Whether you’re developing an internally-owned application or a SaaS company and want to sell millions of platforms, there’s a lot to be done to make sure you get it right.
Some of the most important choices you make focus on how your databases will be structured. Structured query language (SQL) remains a popular choice for many developers although you have many options and is a common language. NoSQL databases are becoming increasingly popular at the same time.
What are the differences and how can you select the right option if your choice is limited to that? Here is everything you need to know about SQL and NoSQL, to help you understand how to choose your business correctly.
Why is SQL?
Generally, large enterprises use SQL for managing their databases, but that doesn’t mean it isn’t suitable for startup! SQL can help you collect, manage, compare and modify data from multiple sources by clicking the button when your business works with large data structured.
Therefore, SQL can help drive automation in the rear and front end contexts depending on your business. This increases the efficiency of your business processes for your customers and internally. Your company is growing by a better customer experience, which means you win. However, SQL may not be the best way to meet your requirements.
What are the differences between SQL and NoSQL databases?
For many years, tech experts and developers have discussed what NoSQL means. Some of them are still! The best way to structure it is to look at SQL and NoSQL in particular.
What is a SQL database?
SQL databases are in SQL language support. SQL databases, which rely on narrowly structured data and fixed schemas, are known as relativistic databases. You can improve your database performance by adding process power and memory to your systems in the SQL database, which is vertically scalable.
Due to the structured nature of SQL databases, the following kinds of businesses can benefit from using SQL often best used in the context of transactions:
- eCommerce platforms
- Customer relationship management SaaS platforms
- Accounting software
What is a NoSQL database?
What do you mean by NoSQL? Many interpret this to mean that there is no SQL use of a database. Today, however, the reference to a database that does not use the only SQL is accepted. It is simply a database that could use SQL, but which also uses other languages.
Approximately 15 years ago, NoSQL began to emerge mainly as a reaction to the disadvantages of SQL databases:
- The absence of horizontal scale — through the addition of more servers.
- The rigidity of SQL’s structured data has been restricted for developers.
While you might read this and think that NoSQL’s advantages and additional possibilities are great, you might not have to appreciate it!
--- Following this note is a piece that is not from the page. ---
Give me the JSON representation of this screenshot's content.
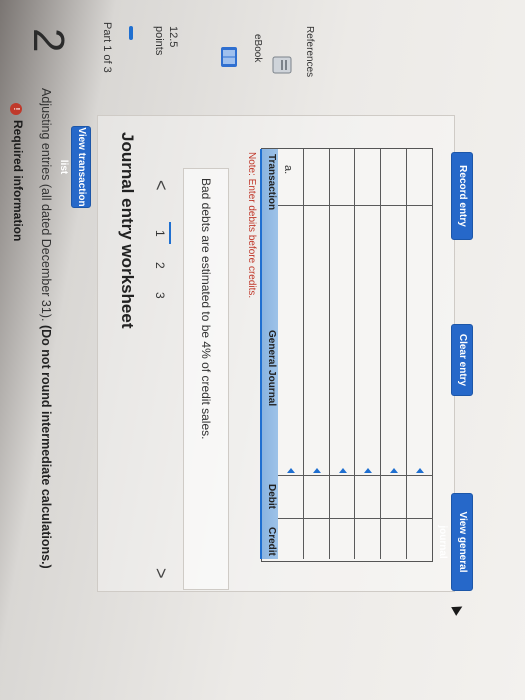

If SQL does the job it needs, NoSQL selection could unnecessarily make your data management more complex.
However, NoSQL can enable you to operate with data more dynamically and is useful if:
- You need undefined and unique structures to create and store documents.
- Without changing existing fields or rules, you want to add fields to the database and document.
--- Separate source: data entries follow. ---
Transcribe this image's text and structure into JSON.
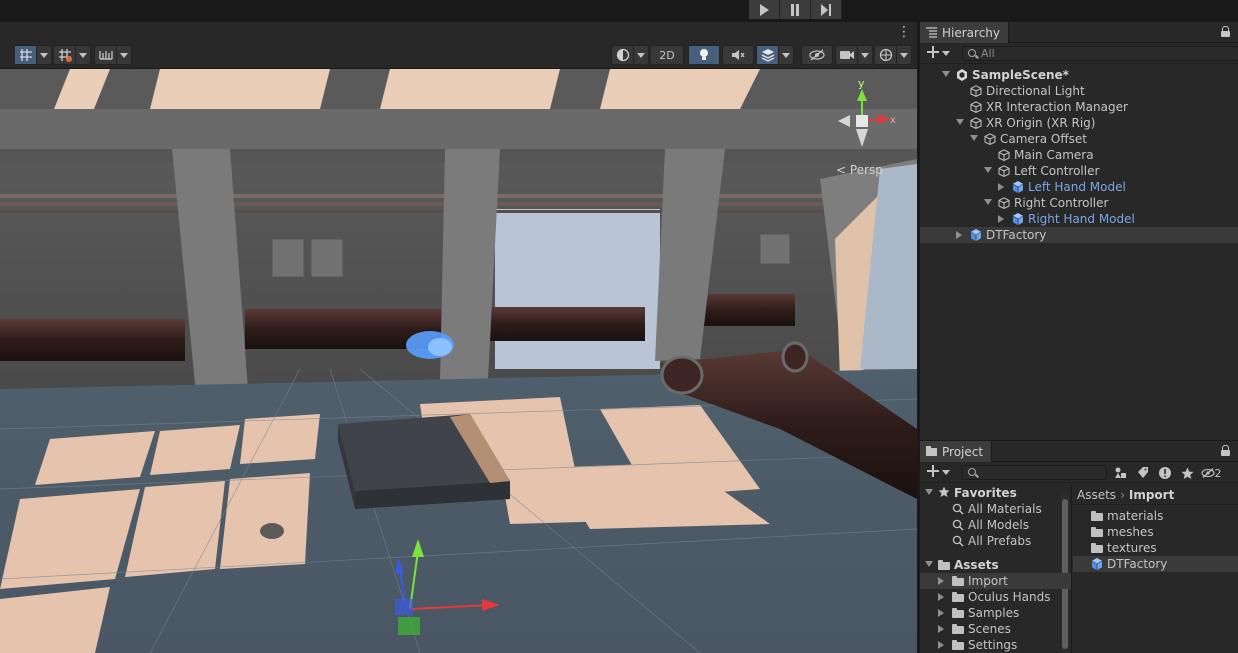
{
  "playmode": {
    "buttons": [
      {
        "name": "play",
        "icon": "play-icon"
      },
      {
        "name": "pause",
        "icon": "pause-icon"
      },
      {
        "name": "step",
        "icon": "step-icon"
      }
    ]
  },
  "scene_toolbar": {
    "toggle_2d_label": "2D",
    "persp_label": "< Persp",
    "gizmo_axis_y": "y",
    "gizmo_axis_x": "x"
  },
  "hierarchy": {
    "tab_label": "Hierarchy",
    "search_placeholder": "All",
    "items": [
      {
        "label": "SampleScene*",
        "depth": 0,
        "fold": "open",
        "icon": "unity-scene-icon",
        "style": "bold"
      },
      {
        "label": "Directional Light",
        "depth": 1,
        "fold": "none",
        "icon": "gameobject-icon",
        "style": "normal"
      },
      {
        "label": "XR Interaction Manager",
        "depth": 1,
        "fold": "none",
        "icon": "gameobject-icon",
        "style": "normal"
      },
      {
        "label": "XR Origin (XR Rig)",
        "depth": 1,
        "fold": "open",
        "icon": "gameobject-icon",
        "style": "normal"
      },
      {
        "label": "Camera Offset",
        "depth": 2,
        "fold": "open",
        "icon": "gameobject-icon",
        "style": "normal"
      },
      {
        "label": "Main Camera",
        "depth": 3,
        "fold": "none",
        "icon": "gameobject-icon",
        "style": "normal"
      },
      {
        "label": "Left Controller",
        "depth": 3,
        "fold": "open",
        "icon": "gameobject-icon",
        "style": "normal"
      },
      {
        "label": "Left Hand Model",
        "depth": 4,
        "fold": "closed",
        "icon": "prefab-icon",
        "style": "blue"
      },
      {
        "label": "Right Controller",
        "depth": 3,
        "fold": "open",
        "icon": "gameobject-icon",
        "style": "normal"
      },
      {
        "label": "Right Hand Model",
        "depth": 4,
        "fold": "closed",
        "icon": "prefab-icon",
        "style": "blue"
      },
      {
        "label": "DTFactory",
        "depth": 1,
        "fold": "closed",
        "icon": "prefab-icon",
        "style": "normal"
      }
    ]
  },
  "project": {
    "tab_label": "Project",
    "hidden_count": "2",
    "favorites": {
      "label": "Favorites",
      "items": [
        "All Materials",
        "All Models",
        "All Prefabs"
      ]
    },
    "assets": {
      "label": "Assets",
      "items": [
        {
          "label": "Import",
          "selected": true
        },
        {
          "label": "Oculus Hands",
          "selected": false
        },
        {
          "label": "Samples",
          "selected": false
        },
        {
          "label": "Scenes",
          "selected": false
        },
        {
          "label": "Settings",
          "selected": false
        }
      ]
    },
    "breadcrumb": {
      "root": "Assets",
      "current": "Import"
    },
    "contents": [
      {
        "label": "materials",
        "icon": "folder-icon"
      },
      {
        "label": "meshes",
        "icon": "folder-icon"
      },
      {
        "label": "textures",
        "icon": "folder-icon"
      },
      {
        "label": "DTFactory",
        "icon": "prefab-icon"
      }
    ]
  },
  "colors": {
    "accent_blue": "#46607c",
    "prefab_blue": "#7ba6e6",
    "panel_bg": "#282828"
  }
}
- You would benefit from the use of several unique databases.
Pros and cons of SQL and NoSQL
We have summarized the pros and cons below to add further context to the differences between SQL and NoSQL.
Pros of SQL databases
- SQL databases reduce the footprint of your data storage and provide better performance.
- The structure and schemes utilized are robust data integrity.
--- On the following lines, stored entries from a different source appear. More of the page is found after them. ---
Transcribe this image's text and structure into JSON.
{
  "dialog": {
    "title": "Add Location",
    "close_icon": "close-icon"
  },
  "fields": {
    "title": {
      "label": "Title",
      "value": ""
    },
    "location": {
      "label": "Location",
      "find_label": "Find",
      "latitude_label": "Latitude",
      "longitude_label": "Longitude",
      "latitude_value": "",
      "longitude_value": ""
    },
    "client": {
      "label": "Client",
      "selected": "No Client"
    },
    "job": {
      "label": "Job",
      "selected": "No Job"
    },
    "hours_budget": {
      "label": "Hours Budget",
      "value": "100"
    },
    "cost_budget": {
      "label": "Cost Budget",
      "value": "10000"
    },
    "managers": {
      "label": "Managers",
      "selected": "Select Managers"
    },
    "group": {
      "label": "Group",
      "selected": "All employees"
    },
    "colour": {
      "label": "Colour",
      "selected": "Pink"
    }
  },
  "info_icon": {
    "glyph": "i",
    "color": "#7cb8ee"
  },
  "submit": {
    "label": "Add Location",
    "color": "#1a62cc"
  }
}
- Flexible query support; in the absence of an exact match your SQL engine optimizes questions and finds the correct or the most relevant response within your structured data.
Cons of SQL databases
- The use of rigid data models requires an attentive design to ensure sufficient performance.
- Changing schemes and structures typically involves downtime of the database.
- It is difficult, although not impossible, to scale horizontally — by adding more servers.
- To minimize the risk of database failure, please use reproduction or failure techniques.
Highlighting the advantages and disadvantages of NoSQL databases is challenging because each case depends on the language you use next to SQL. It’s unique. However, we sum up some of the possible advantages and inconveniences below.
Pros of NoSQL databases
- It may be more reliable than SQL databases to scale and remove single points of failure.
- Enable you to utilize flexible data models and to update schemes according to your needs and feedback.
- High performance achievable by limiting the range of database capability.
- High performance can be achieved by reducing the database capacity range.
Cons of NoSQL databases
- NoSQL databases, as a distributed system, can lead to certain failures, though without a single failure point. However, in specific areas of your process, you still need to manage bugs.
- Potential lack of access pattern flexibility.
- Since data are structured or not, query engines can have difficulty producing the best results.
What is the best option for 2021?
It depends on the needs and the achievements of your company.
In addition to thinking about the specific recommended applications described above, consider the advantages and disadvantages of each one that effectively affects your choice. In fact, if you have to work with NoSQL because SQL simply won’t cut it, you don’t really have an option. The primary consideration here is whether you want or want to use NoSQL databases in place of those who typically use SQL.
Choose the solution for you and your customers that will work best!
Thank you so much for taking the time to read this. I hope you now have a better understanding of SQL vs NoSQL, and that you enjoyed reading it as much as I enjoyed writing it.